My first job was at a defense contractor, L3 Technologies, and my first project was on the gnarliest old C code I've ever seen. Still my tool of choice was Vim and it seemed to work pretty well for me. I mostly kept to the terminal version too because I was too cool for graphics. I got my work done, though it seems hard to remember how at this stage. Vim is a narrow tool, meant to be used in concert with the other command line utilities. My head filled with bash trivia and more Vim trivia. I would have multiple buffers open or even run a shell subcommand once in a while, but it was still common for me to exit the editor to do other things.

Unemployment

When the company announced a merger and everything I knew was being shaken up, I decided to leave that job. It was a boring job anyway. So began my longest strech of unemployment. With more time to myself, I wanted to improve my work velocity. I focused on not just learning Vim, but customizing it with Vimscript. I think by the end of it my vimrc was about 400 lines long and had a bunch of cool automatic things, some of which I documented in my blog at the time.

This was fun for a while, but eventually I realized Vimscript sucked and Vim was not really meant to have many customizations. I grew curious about the other long time contender of the editor wars, Emacs.

See, I already knew from playing around with obscure languages in college that I liked Lisp, and Emacs was built with Lisp. I knew I could make it what I wanted. Changing editors was not an easy thing because I had to throw away years of muscle memory and learn something else. It felt strange. Where were my movement keys from Vim? Hitting control so often was annoying. I tried evil-mode, but it didn't feel right. I knew I was fighting the tide on that one.

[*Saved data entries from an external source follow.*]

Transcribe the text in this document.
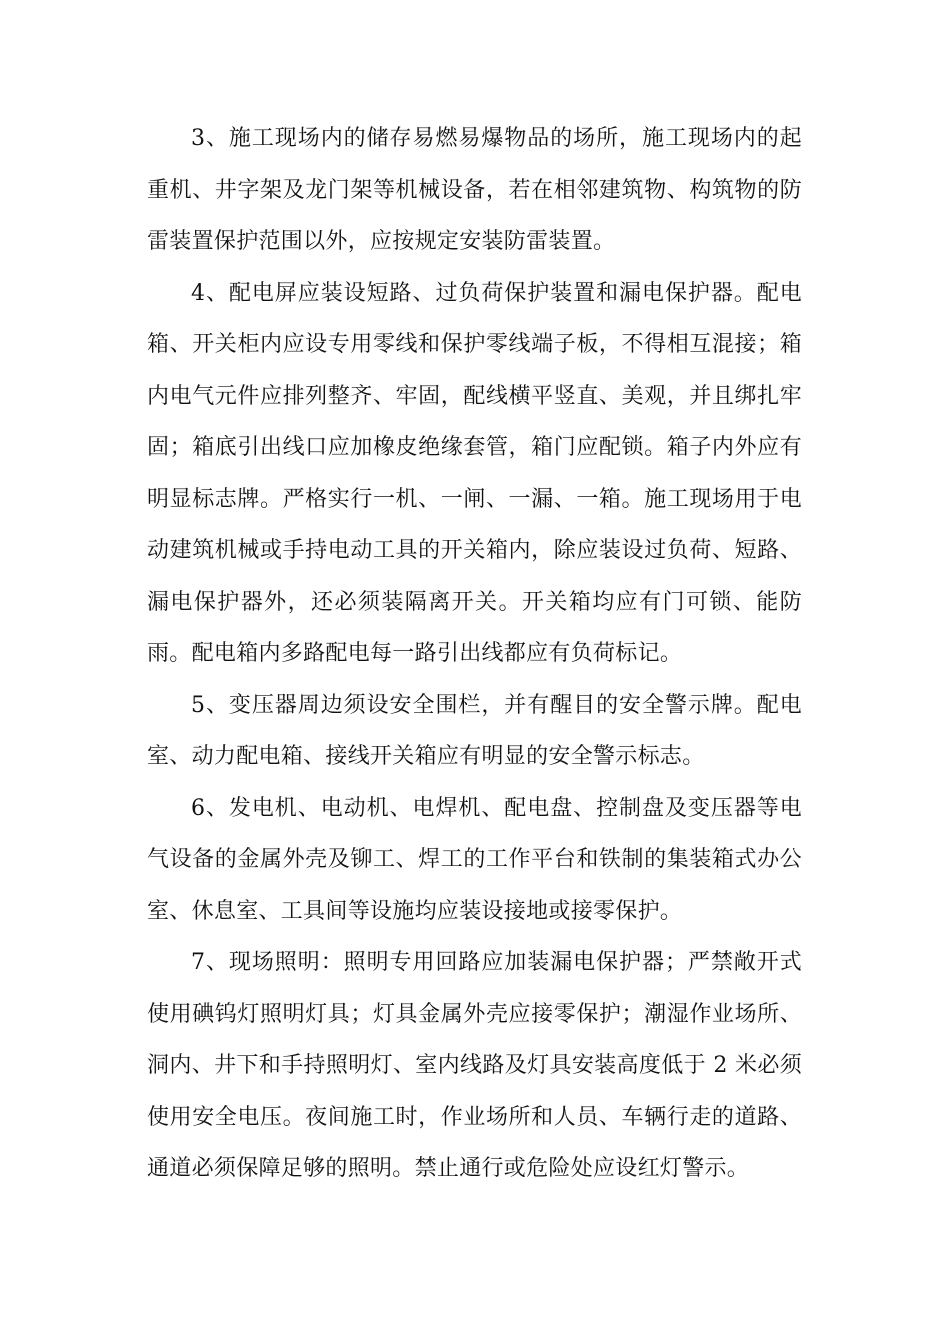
3、施工现场内的储存易燃易爆物品的场所，施工现场内的起重机、井字架及龙门架等机械设备，若在相邻建筑物、构筑物的防雷装置保护范围以外，应按规定安装防雷装置。

4、配电屏应装设短路、过负荷保护装置和漏电保护器。配电箱、开关柜内应设专用零线和保护零线端子板，不得相互混接；箱内电气元件应排列整齐、牢固，配线横平竖直、美观，并且绑扎牢固；箱底引出线口应加橡皮绝缘套管，箱门应配锁。箱子内外应有明显标志牌。严格实行一机、一闸、一漏、一箱。施工现场用于电动建筑机械或手持电动工具的开关箱内，除应装设过负荷、短路、漏电保护器外，还必须装隔离开关。开关箱均应有门可锁、能防雨。配电箱内多路配电每一路引出线都应有负荷标记。

5、变压器周边须设安全围栏，并有醒目的安全警示牌。配电室、动力配电箱、接线开关箱应有明显的安全警示标志。

6、发电机、电动机、电焊机、配电盘、控制盘及变压器等电气设备的金属外壳及铆工、焊工的工作平台和铁制的集装箱式办公室、休息室、工具间等设施均应装设接地或接零保护。

7、现场照明：照明专用回路应加装漏电保护器；严禁敞开式使用碘钨灯照明灯具；灯具金属外壳应接零保护；潮湿作业场所、洞内、井下和手持照明灯、室内线路及灯具安装高度低于 2 米必须使用安全电压。夜间施工时，作业场所和人员、车辆行走的道路、通道必须保障足够的照明。禁止通行或危险处应设红灯警示。
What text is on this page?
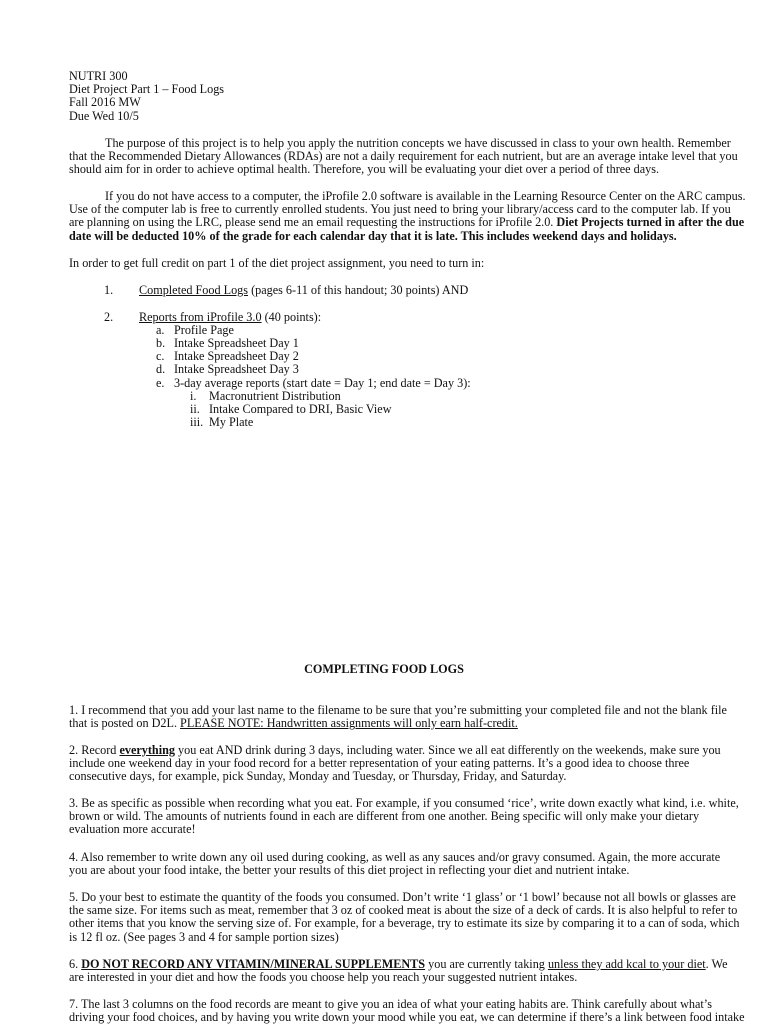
NUTRI 300
Diet Project Part 1 – Food Logs
Fall 2016 MW
Due Wed 10/5
The purpose of this project is to help you apply the nutrition concepts we have discussed in class to your own health. Remember
that the Recommended Dietary Allowances (RDAs) are not a daily requirement for each nutrient, but are an average intake level that you
should aim for in order to achieve optimal health. Therefore, you will be evaluating your diet over a period of three days.
If you do not have access to a computer, the iProfile 2.0 software is available in the Learning Resource Center on the ARC campus.
Use of the computer lab is free to currently enrolled students. You just need to bring your library/access card to the computer lab. If you
are planning on using the LRC, please send me an email requesting the instructions for iProfile 2.0. Diet Projects turned in after the due
date will be deducted 10% of the grade for each calendar day that it is late. This includes weekend days and holidays.
In order to get full credit on part 1 of the diet project assignment, you need to turn in:
1. Completed Food Logs (pages 6-11 of this handout; 30 points) AND
2. Reports from iProfile 3.0 (40 points):
a. Profile Page
b. Intake Spreadsheet Day 1
c. Intake Spreadsheet Day 2
d. Intake Spreadsheet Day 3
e. 3-day average reports (start date = Day 1; end date = Day 3):
i. Macronutrient Distribution
ii. Intake Compared to DRI, Basic View
iii. My Plate
COMPLETING FOOD LOGS
1. I recommend that you add your last name to the filename to be sure that you’re submitting your completed file and not the blank file
that is posted on D2L. PLEASE NOTE: Handwritten assignments will only earn half-credit.
2. Record everything you eat AND drink during 3 days, including water. Since we all eat differently on the weekends, make sure you
include one weekend day in your food record for a better representation of your eating patterns. It’s a good idea to choose three
consecutive days, for example, pick Sunday, Monday and Tuesday, or Thursday, Friday, and Saturday.
3. Be as specific as possible when recording what you eat. For example, if you consumed ‘rice’, write down exactly what kind, i.e. white,
brown or wild. The amounts of nutrients found in each are different from one another. Being specific will only make your dietary
evaluation more accurate!
4. Also remember to write down any oil used during cooking, as well as any sauces and/or gravy consumed. Again, the more accurate
you are about your food intake, the better your results of this diet project in reflecting your diet and nutrient intake.
5. Do your best to estimate the quantity of the foods you consumed. Don’t write ‘1 glass’ or ‘1 bowl’ because not all bowls or glasses are
the same size. For items such as meat, remember that 3 oz of cooked meat is about the size of a deck of cards. It is also helpful to refer to
other items that you know the serving size of. For example, for a beverage, try to estimate its size by comparing it to a can of soda, which
is 12 fl oz. (See pages 3 and 4 for sample portion sizes)
6. DO NOT RECORD ANY VITAMIN/MINERAL SUPPLEMENTS you are currently taking unless they add kcal to your diet. We
are interested in your diet and how the foods you choose help you reach your suggested nutrient intakes.
7. The last 3 columns on the food records are meant to give you an idea of what your eating habits are. Think carefully about what’s
driving your food choices, and by having you write down your mood while you eat, we can determine if there’s a link between food intake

But I kept at it and eventually began to enjoy using Emacs. I appreciated the many fun packages. For a long time I read an RSS feed through the Emacs package Elfeed. It was a very different experience than Vim. While Vim was a narrow tool like a scalpel, Emacs is more like a Swiss-army knife. You can use it for everything!

Second Job

I started my second job at Thales Group using Emacs. That was when I discovered Tramp. That job forced me to use a Windows laptop to use their crappy VPN software to access the corporate network. Emacs could run locally and maintain snappy responsiveness despite network troubles but still edit remote files transparently. I don't think I would have been able to stand doing that job with Vim over ssh.

Now

Eventually I left that job when I got an opportunity to join Google. My first team worked mainly with google3, the internal monorepo. Surprisingly there is a small but dedicated Emacs community inside Google that keeps Emacs compatible with all the company specific behaviors, formats, and extensions and I was able to continue using Emacs without much trouble.

My current team is a Linux kernel team that mainly works outside google3. I spend a lot of time looking at Linux source and mailing lists and here Emacs is very helpful. People often laugh at Emacs being able to read email as a joke about too much functionality, but at my current job it is legitimately useful and I respond to code review on the mailing lists exclusively through Emacs. It is so convenient pull up the code reivew in one Emacs buffer, respond, then switch over to the exact file in a flash to make the requested change.

More than that though, I find the ethos of "Emacs for everything" increasingly useful because I never have to leave the environment I've grown comfortable with. I am always at maximum productivity and not slowed down by my tools. Linux is a huge codebase and it is hard to keep track of all the places you are working. If the files you are working on are closed, it becomes a pain to go back to them. With Emacs I never have to close a file. I can have hundreds of files open and my Emacs uptime can last weeks. It's only interrupted when Google forces a computer update on me that requires restart. Along with that, I have Emacs registers and bookmarks to help me keep my place in dozens of files simultaneously. I don't think I could do this job without Emacs.